Já as proteções do sistema operacional, segundo Wykes (2016), se referem a uma das funções primordiais de 
qualquer sistema operacional, que é gerenciar os recursos do processador. Assim, o sistema operacional 
dos elementos seguros é responsável pela divisão das memórias não voláteis e temporárias entre as 
aplicações, pela carga e administração delas, pelas tarefas de comunicação com o mundo externo, e pela 
disponibilização de serviços criptográficos para elas.
No caso do Multos, o sistema operacional do chip garante que os dados de aplicações não possam ser 
compartilhados. Uma aplicação acessa e detém controle somente sobre seus próprios dados, garantido 
pelo firewall de segurança. As aplicações podem até delegar operações entre si de forma gerenciada, 
mas sem que interfiram na proteção do firewall.

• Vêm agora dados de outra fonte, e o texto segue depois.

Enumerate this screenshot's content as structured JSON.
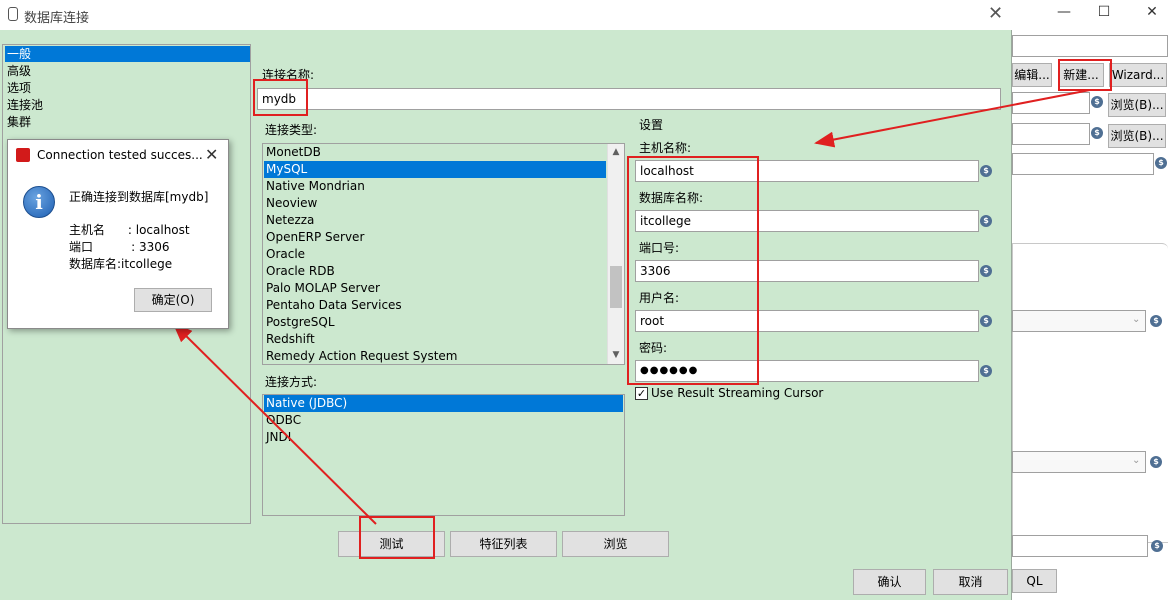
{
  "dialog": {
    "title": "数据库连接",
    "close_glyph": "✕"
  },
  "left_nav": {
    "items": [
      "一般",
      "高级",
      "选项",
      "连接池",
      "集群"
    ]
  },
  "connection": {
    "name_label": "连接名称:",
    "name_value": "mydb",
    "type_label": "连接类型:",
    "types": [
      "MonetDB",
      "MySQL",
      "Native Mondrian",
      "Neoview",
      "Netezza",
      "OpenERP Server",
      "Oracle",
      "Oracle RDB",
      "Palo MOLAP Server",
      "Pentaho Data Services",
      "PostgreSQL",
      "Redshift",
      "Remedy Action Request System"
    ],
    "selected_type": "MySQL",
    "access_label": "连接方式:",
    "access_methods": [
      "Native (JDBC)",
      "ODBC",
      "JNDI"
    ],
    "selected_access": "Native (JDBC)"
  },
  "settings": {
    "section_label": "设置",
    "host_label": "主机名称:",
    "host_value": "localhost",
    "db_label": "数据库名称:",
    "db_value": "itcollege",
    "port_label": "端口号:",
    "port_value": "3306",
    "user_label": "用户名:",
    "user_value": "root",
    "password_label": "密码:",
    "password_value": "●●●●●●",
    "streaming_label": "Use Result Streaming Cursor",
    "streaming_checked": true
  },
  "buttons": {
    "test": "测试",
    "features": "特征列表",
    "browse": "浏览",
    "ok": "确认",
    "cancel": "取消"
  },
  "message_box": {
    "title": "Connection tested succes...",
    "close_glyph": "✕",
    "info_glyph": "i",
    "line1": "正确连接到数据库[mydb]",
    "line2": "主机名      : localhost",
    "line3": "端口          : 3306",
    "line4": "数据库名:itcollege",
    "ok_button": "确定(O)"
  },
  "background_window": {
    "minimize_glyph": "—",
    "maximize_glyph": "☐",
    "close_glyph": "✕",
    "edit_button": "编辑...",
    "new_button": "新建...",
    "wizard_button": "Wizard...",
    "browse_button_1": "浏览(B)...",
    "browse_button_2": "浏览(B)...",
    "sql_fragment": "QL"
  },
  "colors": {
    "dialog_bg": "#cce8cf",
    "selection": "#0078d7",
    "annotation_red": "#e02020"
  }
}
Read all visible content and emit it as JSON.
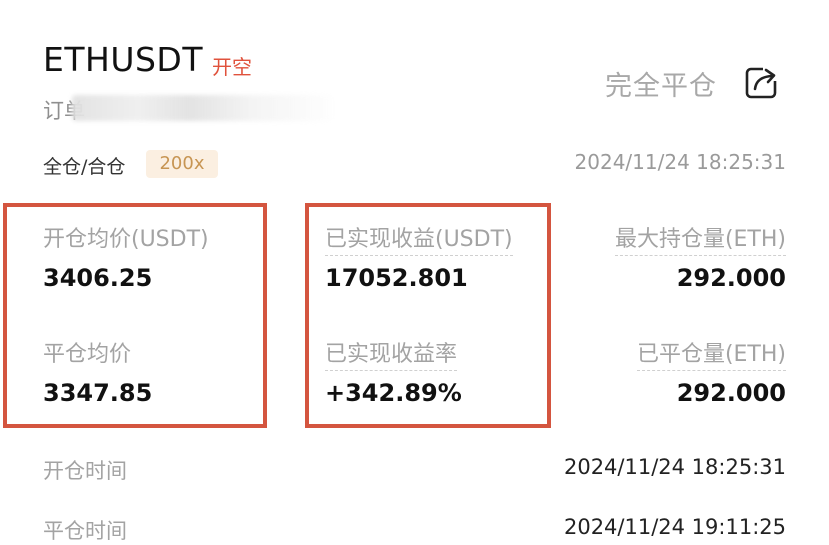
{
  "header": {
    "symbol": "ETHUSDT",
    "side_tag": "开空",
    "close_all_label": "完全平仓",
    "order_label": "订单"
  },
  "position": {
    "margin_mode": "全仓/合仓",
    "leverage": "200x",
    "open_timestamp": "2024/11/24 18:25:31"
  },
  "metrics": {
    "avg_open_price_label": "开仓均价(USDT)",
    "avg_open_price_value": "3406.25",
    "avg_close_price_label": "平仓均价",
    "avg_close_price_value": "3347.85",
    "realized_pnl_label": "已实现收益(USDT)",
    "realized_pnl_value": "17052.801",
    "realized_pnl_rate_label": "已实现收益率",
    "realized_pnl_rate_value": "+342.89%",
    "max_position_label": "最大持仓量(ETH)",
    "max_position_value": "292.000",
    "closed_amount_label": "已平仓量(ETH)",
    "closed_amount_value": "292.000"
  },
  "times": {
    "open_time_label": "开仓时间",
    "open_time_value": "2024/11/24 18:25:31",
    "close_time_label": "平仓时间",
    "close_time_value": "2024/11/24 19:11:25"
  },
  "colors": {
    "short_red": "#e0523c",
    "highlight_box": "#d4553f",
    "leverage_bg": "#fbefe1",
    "leverage_text": "#c79553"
  },
  "icons": {
    "share": "share-icon"
  }
}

Por sua vez, o Java Card implementa um poderoso esquema de proteção de dados, baseado num 
princípio de propriedade. Sob condições normais, somente o proprietário de um dado é capaz de 
acessá-lo ou alterá-lo, visto que a propriedade é definida individualmente, por cada objeto, e verificada 
durante qualquer acesso e ele.
No Java Card, todas as classes são organizadas em bibliotecas denominadas packages, e o proprietário 
de um objeto é sempre o package que contém a sua classe. Teoricamente, as duas abordagens são 
igualmente seguras, pois restringem o acesso aos dados. O Java Card é bem mais flexível do que o 
165
CRIPTOGRAFIA E CERTIFICAÇÃO DIGITAL
Multos, pois o proprietário de um objeto Java Card não é uma única aplicação, mas um package, um 
agrupamento de classes que podem estar instanciadas em vários applets ao mesmo tempo.
Todos esses applets poderão ter acesso aos dados desse package. E, se isso não for suficiente, o 
Java Card ainda disponibiliza um mecanismo avançado de compartilhamento explícito de dados entre 
applets distintos. Toda essa flexibilidade tem um preço – o agravante é um aumento da complexidade 
de implementação do sistema operacional.
O paradigma do Multos é simples e facilmente verificável, conforme testemunhado pelas certificações 
de alta segurança, obtidas pelo Multos, enquanto a complexidade do Java Card o torna bem mais difícil 
de certificar, embora ele também tenha certificações de segurança. Ambos são sistemas operacionais 
extremamente seguros, especialmente quando comparados com sistemas operacionais convencionais; 
no entanto, geralmente, quando há maior complexidade, há maior chance de ter problemas de segurança, 
devido à maior probabilidade de existirem vulnerabilidades ainda não descobertas.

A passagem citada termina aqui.